Un nuevo deslizamiento de tierra en la madrugada de ayer en la favela Morro do Bumba, ubicada en el municipio Niteroi, ligado a Río de Janeiro a través de un largo puente que atraviesa la Bahía de Guanabara, ha sepultado un conglomerado de 60 viviendas y se calcula que unas 200 personas aún podrían estar atrapadas bajo el barro y los escombros. Según el cuerpo de bomberos, es prácticamente imposible que pueda haber supervivientes.

Se trata del último episodio de una serie de tragedias que desde el último lunes azota el Estado de Río de Janeiro, bajo lluvias torrenciales, enormes inundaciones, deslizamientos de tierra y derrumbamientos de casas. Como siempre, la peor parte se la llevan los más pobres, y en Río los pobres viven en las favelas.

Se cree que este último siniestro hay cerca de 200 personas soterradas, pero lo previsible es que esta cifra aumente considerablemente en los próximos días. De hecho, las esperanzas de encontrar con vida a los siniestrados en el Morro do Bumba son tan escasas que los equipos de rescate ya están trabajando con palas mecánicas y no manualmente.

Según la alcaldía de Niteroi, las casas afectadas fueron construidas sobre un antiguo basurero, de manera que al recibir la avalancha de tierra y agua las viviendas se hundieron en un amasijo de desechos y fango.

Las imágenes aéreas impresionan: en un cerro poblado de vegetación se distingue una gran lengua de tierra que se ha tragado parte de la favela.

Durante las primeras horas tras el siniestro, los bomberos lograron rescatar a 56 personas con vida, entre ellas ocho niños de una guardería que funcionaba en la zona. En todo el Estado de Río, más de 160 heridos de diversa gravedad se han contabilizado desde el lunes y unas 15.000 personas han tenido que abandonar su vivienda.

Diversos barrios de la capital, principalmente los más pudientes, recobran poco a poco su ritmo de vida habitual. La preocupación se concentra ahora en las favelas donde sigue existiendo el riesgo de derrumbes, ya que la tierra continúa húmeda.

El subsecretario de Defensa Civil del estado de Río, Pedro Machado, dijo que la favela Morro do Bumba de Niteroi se alzaba sobre terreno “muy frágil. No podía absorber la lluvia. Las casas cayeron y destruyeron las que estaban más abajo”. “Fue una tragedia anunciada”, concluyó.

El gobierno federal aseguró que creará un fondo de emergencia de 200 millones de reales (114 millones de dólares) de ayuda al Estado.

Alves Souza, comandante de bomberos en las operaciones de rescate de Niteroi, dijo que el terreno mojado y abrupto constituía una amenaza tanto para los atrapados entre los escombros como para las cuadrillas de rescate. “Hemos logrado recuperar dos cuerpos y la tarea es muy intensa, dado que el volumen de material que tenemos aquí es muy grande”.

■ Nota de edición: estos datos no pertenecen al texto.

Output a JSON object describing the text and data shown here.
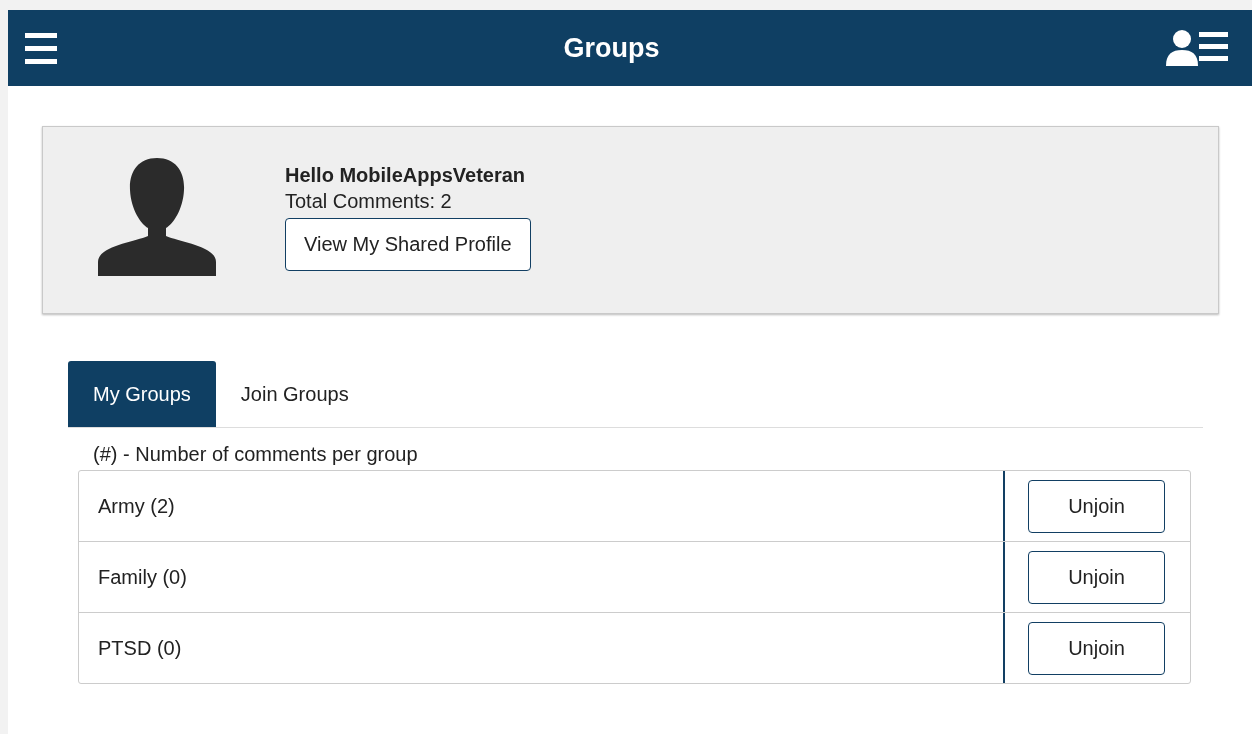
{
  "header": {
    "title": "Groups"
  },
  "profile": {
    "greeting": "Hello MobileAppsVeteran",
    "total_comments": "Total Comments: 2",
    "button": "View My Shared Profile"
  },
  "tabs": [
    {
      "label": "My Groups",
      "selected": true
    },
    {
      "label": "Join Groups",
      "selected": false
    }
  ],
  "legend": "(#) - Number of comments per group",
  "groups": [
    {
      "name": "Army (2)",
      "action": "Unjoin"
    },
    {
      "name": "Family (0)",
      "action": "Unjoin"
    },
    {
      "name": "PTSD (0)",
      "action": "Unjoin"
    }
  ]
}
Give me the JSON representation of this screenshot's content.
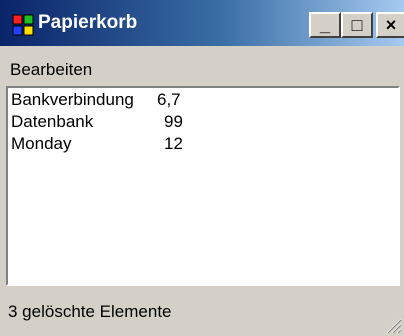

Los bomberos dijeron que la cifra oficial de muertos era de 153, pero ese informe no incluye los enterrados en el Morro do Bumba.

Casi todas las muertes se debieron a los aludes en las favelas, una nueva demostración de que en una de las ciudades turísticas más famosas del mundo la vida es muy distinta para los pobres que para los ricos.

Los habitantes de las favelas viven en peligro, soportando tiroteos frecuentes entre la policía y las pandillas fuertemente armadas de narcotraficantes. (AP, Reuters y DPA)

Caos

Las lluvias derribaron árboles y cableado eléctrico, abrieron grietas en las calles y arruinaron las playas.